Primary hyperparathyroidism (PHPT): autonomous PTH secretion, most commonly from a solitary parathyroid adenoma. Most patients are asymptomatic with incidental hypercalcaemia discovered on routine biochemistry. Classical features (when present): "bones, stones, groans, and psychic moans" — osteoporosis/fractures, nephrolithiasis, abdominal pain/constipation, depression/cognitive impairment. Lab findings: elevated PTH (or inappropriately normal for the level of calcium), elevated serum calcium, low phosphate, elevated urinary calcium. Surgery (parathyroidectomy) is indicated for symptomatic patients or those meeting asymptomatic criteria (calcium > 0.25 mmol/L above upper limit of normal, eGFR < 60, T-score ≤ −2.5, or age < 50).

Hypocalcaemia: most common post-thyroidectomy (hypoparathyroidism from inadvertent removal or damage to parathyroid glands) or post-parathyroidectomy.
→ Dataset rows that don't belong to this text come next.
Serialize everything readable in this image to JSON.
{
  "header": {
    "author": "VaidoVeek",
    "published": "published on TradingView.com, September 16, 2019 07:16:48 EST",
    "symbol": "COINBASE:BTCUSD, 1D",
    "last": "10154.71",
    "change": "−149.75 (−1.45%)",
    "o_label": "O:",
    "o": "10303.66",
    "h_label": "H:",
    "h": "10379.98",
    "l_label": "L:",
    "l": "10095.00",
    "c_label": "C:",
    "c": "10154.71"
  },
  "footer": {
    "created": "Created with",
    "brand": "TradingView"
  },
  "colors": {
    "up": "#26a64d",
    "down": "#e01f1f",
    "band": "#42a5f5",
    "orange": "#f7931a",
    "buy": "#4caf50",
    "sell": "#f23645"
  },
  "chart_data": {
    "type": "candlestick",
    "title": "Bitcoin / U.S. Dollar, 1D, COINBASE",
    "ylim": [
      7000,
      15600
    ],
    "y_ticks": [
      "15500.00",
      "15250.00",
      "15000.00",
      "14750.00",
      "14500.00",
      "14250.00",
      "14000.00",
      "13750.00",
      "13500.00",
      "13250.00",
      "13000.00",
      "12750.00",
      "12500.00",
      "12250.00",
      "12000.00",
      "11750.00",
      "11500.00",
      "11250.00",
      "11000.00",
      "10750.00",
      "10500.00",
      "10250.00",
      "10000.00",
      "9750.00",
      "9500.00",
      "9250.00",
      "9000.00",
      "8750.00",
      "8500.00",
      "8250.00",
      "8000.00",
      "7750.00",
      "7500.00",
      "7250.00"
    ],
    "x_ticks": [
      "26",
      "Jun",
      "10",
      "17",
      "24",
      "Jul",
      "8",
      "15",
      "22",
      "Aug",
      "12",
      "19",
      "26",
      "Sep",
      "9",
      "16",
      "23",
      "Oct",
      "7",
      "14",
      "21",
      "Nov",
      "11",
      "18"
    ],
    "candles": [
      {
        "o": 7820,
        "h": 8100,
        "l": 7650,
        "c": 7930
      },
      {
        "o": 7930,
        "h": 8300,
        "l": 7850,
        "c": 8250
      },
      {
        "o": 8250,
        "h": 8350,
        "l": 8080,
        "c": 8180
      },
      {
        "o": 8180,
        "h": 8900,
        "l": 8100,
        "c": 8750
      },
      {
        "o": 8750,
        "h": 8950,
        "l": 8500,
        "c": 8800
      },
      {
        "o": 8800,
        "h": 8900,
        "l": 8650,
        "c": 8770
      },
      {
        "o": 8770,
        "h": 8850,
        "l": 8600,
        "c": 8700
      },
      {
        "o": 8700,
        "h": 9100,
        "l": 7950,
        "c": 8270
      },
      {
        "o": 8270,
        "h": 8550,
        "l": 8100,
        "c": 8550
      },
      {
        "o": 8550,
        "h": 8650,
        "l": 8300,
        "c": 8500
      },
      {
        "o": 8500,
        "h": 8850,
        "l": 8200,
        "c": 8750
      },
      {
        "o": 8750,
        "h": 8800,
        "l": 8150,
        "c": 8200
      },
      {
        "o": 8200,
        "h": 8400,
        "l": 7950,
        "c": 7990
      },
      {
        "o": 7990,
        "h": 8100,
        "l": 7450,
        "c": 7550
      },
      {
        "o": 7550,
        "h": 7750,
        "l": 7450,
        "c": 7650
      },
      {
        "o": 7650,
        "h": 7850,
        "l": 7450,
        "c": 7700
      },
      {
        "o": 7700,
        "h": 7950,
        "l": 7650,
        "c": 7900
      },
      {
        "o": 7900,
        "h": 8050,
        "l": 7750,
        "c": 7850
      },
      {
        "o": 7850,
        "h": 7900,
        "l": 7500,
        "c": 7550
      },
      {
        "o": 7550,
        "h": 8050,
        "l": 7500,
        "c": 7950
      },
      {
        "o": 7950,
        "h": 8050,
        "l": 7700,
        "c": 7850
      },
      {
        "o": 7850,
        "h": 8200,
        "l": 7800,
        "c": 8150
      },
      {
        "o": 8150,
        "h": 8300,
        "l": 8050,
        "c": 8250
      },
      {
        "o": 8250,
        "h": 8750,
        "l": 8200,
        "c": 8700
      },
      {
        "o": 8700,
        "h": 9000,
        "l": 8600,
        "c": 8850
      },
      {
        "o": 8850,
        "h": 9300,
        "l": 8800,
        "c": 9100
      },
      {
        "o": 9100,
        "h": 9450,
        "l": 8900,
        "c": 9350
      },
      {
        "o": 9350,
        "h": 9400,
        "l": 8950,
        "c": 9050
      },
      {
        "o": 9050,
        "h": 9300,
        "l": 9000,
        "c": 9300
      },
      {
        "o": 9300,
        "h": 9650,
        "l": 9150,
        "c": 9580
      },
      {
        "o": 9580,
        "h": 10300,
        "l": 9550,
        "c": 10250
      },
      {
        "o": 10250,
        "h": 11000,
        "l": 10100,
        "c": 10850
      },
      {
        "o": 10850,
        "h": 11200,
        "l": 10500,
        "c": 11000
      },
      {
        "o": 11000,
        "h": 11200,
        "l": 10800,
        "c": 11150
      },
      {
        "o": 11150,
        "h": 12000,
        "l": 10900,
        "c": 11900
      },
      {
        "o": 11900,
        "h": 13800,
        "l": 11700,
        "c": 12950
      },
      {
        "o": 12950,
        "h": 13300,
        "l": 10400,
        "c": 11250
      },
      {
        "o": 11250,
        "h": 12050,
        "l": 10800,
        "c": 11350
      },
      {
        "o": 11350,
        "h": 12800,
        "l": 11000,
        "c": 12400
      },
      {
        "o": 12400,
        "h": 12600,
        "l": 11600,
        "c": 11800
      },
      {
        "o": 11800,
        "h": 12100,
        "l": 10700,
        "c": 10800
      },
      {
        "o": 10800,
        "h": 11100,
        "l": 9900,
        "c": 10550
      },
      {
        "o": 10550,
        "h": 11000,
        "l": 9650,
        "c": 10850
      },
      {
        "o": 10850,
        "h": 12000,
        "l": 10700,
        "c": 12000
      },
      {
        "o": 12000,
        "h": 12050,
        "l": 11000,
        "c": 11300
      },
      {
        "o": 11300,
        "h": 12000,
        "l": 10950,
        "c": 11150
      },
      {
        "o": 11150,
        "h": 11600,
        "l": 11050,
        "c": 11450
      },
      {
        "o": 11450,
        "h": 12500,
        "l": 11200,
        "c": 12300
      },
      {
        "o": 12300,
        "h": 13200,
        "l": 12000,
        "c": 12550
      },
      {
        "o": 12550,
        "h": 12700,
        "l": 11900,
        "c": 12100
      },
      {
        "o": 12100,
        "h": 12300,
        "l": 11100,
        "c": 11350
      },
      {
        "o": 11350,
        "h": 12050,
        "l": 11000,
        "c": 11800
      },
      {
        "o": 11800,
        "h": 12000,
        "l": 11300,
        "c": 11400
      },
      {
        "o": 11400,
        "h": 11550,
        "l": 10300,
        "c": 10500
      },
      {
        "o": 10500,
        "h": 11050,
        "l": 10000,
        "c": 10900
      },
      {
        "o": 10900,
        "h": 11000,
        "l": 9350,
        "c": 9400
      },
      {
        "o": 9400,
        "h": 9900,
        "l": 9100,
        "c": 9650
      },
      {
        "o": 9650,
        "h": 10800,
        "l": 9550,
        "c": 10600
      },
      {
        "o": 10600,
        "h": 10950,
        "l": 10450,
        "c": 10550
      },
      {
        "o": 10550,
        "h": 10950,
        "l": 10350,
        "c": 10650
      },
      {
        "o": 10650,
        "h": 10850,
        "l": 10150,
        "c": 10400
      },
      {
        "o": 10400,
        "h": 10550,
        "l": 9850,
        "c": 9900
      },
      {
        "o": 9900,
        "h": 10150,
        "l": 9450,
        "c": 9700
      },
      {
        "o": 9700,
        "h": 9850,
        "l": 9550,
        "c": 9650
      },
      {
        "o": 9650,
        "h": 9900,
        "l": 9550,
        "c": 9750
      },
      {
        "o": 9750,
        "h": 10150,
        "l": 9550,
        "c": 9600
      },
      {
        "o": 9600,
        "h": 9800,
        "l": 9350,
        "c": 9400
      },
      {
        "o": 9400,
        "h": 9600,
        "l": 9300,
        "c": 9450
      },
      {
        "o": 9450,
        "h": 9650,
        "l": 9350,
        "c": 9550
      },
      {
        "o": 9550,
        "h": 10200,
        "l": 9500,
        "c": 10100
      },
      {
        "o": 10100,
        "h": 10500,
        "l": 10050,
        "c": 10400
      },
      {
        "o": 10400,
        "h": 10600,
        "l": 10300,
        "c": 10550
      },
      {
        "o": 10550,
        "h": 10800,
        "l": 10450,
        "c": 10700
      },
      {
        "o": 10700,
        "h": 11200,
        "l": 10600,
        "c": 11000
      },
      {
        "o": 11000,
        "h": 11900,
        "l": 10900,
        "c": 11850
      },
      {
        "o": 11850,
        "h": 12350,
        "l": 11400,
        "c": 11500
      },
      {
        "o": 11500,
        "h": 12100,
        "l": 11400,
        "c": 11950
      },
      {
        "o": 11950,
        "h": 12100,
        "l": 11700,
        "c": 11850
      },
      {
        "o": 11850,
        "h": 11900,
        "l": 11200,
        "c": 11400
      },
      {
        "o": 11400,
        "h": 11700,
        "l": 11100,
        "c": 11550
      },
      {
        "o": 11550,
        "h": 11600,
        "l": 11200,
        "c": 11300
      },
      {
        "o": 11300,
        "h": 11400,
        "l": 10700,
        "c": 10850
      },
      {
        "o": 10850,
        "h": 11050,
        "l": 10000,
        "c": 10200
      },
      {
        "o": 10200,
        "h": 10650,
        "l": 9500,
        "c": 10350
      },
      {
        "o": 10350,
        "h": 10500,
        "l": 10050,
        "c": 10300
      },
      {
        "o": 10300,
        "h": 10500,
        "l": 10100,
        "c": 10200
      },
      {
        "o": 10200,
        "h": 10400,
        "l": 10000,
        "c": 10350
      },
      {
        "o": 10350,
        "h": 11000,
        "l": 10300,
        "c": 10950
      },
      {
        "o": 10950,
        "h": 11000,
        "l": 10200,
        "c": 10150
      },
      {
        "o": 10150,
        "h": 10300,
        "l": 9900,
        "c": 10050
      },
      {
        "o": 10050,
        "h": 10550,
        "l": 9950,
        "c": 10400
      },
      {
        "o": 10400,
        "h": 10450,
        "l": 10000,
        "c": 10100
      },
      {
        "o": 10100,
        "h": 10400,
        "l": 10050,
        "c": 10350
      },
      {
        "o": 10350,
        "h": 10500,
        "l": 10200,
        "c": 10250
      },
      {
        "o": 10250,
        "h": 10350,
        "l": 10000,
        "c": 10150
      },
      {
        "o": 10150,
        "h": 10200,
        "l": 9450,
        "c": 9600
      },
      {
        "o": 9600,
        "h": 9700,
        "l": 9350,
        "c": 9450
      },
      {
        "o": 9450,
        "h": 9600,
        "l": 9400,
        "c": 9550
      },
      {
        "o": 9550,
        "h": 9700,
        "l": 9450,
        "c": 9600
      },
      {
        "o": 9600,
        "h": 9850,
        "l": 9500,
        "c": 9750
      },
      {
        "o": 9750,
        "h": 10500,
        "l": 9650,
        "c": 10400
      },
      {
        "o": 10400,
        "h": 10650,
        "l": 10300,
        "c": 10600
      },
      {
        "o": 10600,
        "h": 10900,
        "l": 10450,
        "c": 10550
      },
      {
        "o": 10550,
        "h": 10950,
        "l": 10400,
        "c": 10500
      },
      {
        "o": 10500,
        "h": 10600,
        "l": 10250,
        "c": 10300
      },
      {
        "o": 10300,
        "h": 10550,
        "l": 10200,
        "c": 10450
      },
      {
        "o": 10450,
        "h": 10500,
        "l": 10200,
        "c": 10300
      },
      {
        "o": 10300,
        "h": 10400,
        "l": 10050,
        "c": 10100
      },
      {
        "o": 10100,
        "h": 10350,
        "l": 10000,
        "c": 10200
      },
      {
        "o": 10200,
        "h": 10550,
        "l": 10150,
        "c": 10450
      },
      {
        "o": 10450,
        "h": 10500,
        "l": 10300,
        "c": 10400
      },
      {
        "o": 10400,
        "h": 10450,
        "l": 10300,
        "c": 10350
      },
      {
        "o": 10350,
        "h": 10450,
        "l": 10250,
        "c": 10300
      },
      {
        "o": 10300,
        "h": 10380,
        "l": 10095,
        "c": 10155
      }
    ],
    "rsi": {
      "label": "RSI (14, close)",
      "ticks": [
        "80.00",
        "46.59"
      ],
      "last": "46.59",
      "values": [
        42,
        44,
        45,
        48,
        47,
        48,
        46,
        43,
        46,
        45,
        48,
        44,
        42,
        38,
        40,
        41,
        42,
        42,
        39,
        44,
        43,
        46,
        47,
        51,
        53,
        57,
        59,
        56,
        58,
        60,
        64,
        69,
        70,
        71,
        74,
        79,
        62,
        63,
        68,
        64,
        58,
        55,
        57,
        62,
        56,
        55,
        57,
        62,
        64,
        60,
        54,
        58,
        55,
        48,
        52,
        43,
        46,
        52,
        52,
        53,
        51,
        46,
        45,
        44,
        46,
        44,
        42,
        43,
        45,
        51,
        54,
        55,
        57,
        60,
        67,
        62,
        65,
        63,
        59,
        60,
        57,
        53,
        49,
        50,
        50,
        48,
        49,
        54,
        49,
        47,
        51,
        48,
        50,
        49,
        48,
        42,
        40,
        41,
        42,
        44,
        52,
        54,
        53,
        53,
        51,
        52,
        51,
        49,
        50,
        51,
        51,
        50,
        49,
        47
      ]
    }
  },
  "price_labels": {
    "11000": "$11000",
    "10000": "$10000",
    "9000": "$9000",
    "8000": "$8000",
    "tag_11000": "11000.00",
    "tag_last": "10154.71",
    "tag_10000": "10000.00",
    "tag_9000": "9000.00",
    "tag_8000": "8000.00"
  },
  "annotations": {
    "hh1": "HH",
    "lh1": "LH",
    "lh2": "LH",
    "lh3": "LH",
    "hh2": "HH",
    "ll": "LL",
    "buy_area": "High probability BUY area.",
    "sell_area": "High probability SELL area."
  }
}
Symptoms: perioral tingling, carpopedal spasm, tetany, seizures. Signs: Chvostek's sign (tapping over the facial nerve causes facial muscle twitching) and Trousseau's sign (blood pressure cuff inflated above systolic for 3 minutes causes carpal spasm). Treatment: IV calcium gluconate for acute severe hypocalcaemia; oral calcium + calcitriol for maintenance.

Osteoporosis is characterised by reduced bone mineral density and microarchitectural deterioration, predisposing to fragility fractures. The FRAX tool calculates 10-year fracture probability incorporating age, sex, BMI, prior fracture, parental hip fracture, smoking, alcohol, glucocorticoids, and BMD (if available). Management: fall and fracture prevention (balance training, home hazard modification, NZ Green Prescription), calcium (1200 mg/day dietary), vitamin D supplementation (800–1000 IU/day), bisphosphonates (alendronate — inhibit osteoclast farnesyl pyrophosphate synthase), or denosumab (anti-RANKL monoclonal antibody). Paget's disease of bone is characterised by focal accelerated, disordered bone remodelling with increased osteoclast and compensatory osteoblast activity. Affected bone is expanded, vascular, and structurally weak. Treatment: bisphosphonates (zoledronic acid).